The mammalian toll is even higher, concluded researchers from the Smithsonian Conservation Biology Institute and the U.S. Fish and Wildlife Service, ranging between 6.9 billion and 20.7 billion annually.

The analysis, published in the journal Nature Communications, suggests that feral and pet cats pose a far greater threat than previously thought. One study in 2011 estimated cats in the U.S. kill roughly 500 million birds annually.

Peter Marra, the paper's senior author, said he and his colleagues "pulled together all the best estimates" from 90 different studies to reach their estimate, taking into account the difference in behavior between owned and unowned cats.
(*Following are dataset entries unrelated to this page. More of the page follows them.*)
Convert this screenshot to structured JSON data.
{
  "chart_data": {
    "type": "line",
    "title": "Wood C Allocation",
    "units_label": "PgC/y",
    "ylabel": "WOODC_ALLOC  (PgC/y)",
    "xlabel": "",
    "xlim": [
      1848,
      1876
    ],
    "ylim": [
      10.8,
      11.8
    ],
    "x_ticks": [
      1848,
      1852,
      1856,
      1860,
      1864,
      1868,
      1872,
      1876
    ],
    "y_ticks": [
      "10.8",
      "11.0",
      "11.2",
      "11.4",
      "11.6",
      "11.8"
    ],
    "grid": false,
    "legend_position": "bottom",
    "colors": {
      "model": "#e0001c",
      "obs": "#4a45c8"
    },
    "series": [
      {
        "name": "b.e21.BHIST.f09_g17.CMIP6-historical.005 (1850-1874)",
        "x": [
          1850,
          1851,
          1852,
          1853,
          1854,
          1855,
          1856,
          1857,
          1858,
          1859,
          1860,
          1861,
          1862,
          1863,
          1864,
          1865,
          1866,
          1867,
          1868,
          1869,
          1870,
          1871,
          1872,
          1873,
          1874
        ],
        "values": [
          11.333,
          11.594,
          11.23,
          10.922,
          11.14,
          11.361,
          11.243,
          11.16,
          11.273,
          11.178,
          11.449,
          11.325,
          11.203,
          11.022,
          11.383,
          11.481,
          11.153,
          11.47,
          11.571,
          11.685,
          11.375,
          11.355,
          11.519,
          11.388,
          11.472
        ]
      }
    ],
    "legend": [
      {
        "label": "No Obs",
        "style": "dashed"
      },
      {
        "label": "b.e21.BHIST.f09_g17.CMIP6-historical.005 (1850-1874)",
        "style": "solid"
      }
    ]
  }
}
Researchers estimate that one pet cat kills between one and 34 birds a year, while a feral cat kills between 23 and 46 birds a year. As a result, the new study provides a wide range of the total bird death count.

Cats pose the greatest danger to birds and mammals living on islands, because there are fewer opportunities for these animals to escape. Cats are responsible for helping drive 33 species of birds, mammals and reptiles to extinction on islands, including the Stephens Island wren from New Zealand in the 1800s, according to the International Union for Conservation of Nature.

Scientists have a hard time measuring the impact of cats on small mammals in the U.S. because they lack precise population counts for these species, Marra said. "We don't know how many Eastern cottontail rabbits are out there," he said. By contrast, researchers estimate the U.S. is home to between 15 billion and 20 billion adult land birds. Cats kill about 10 percent of them each year, according to the analysis.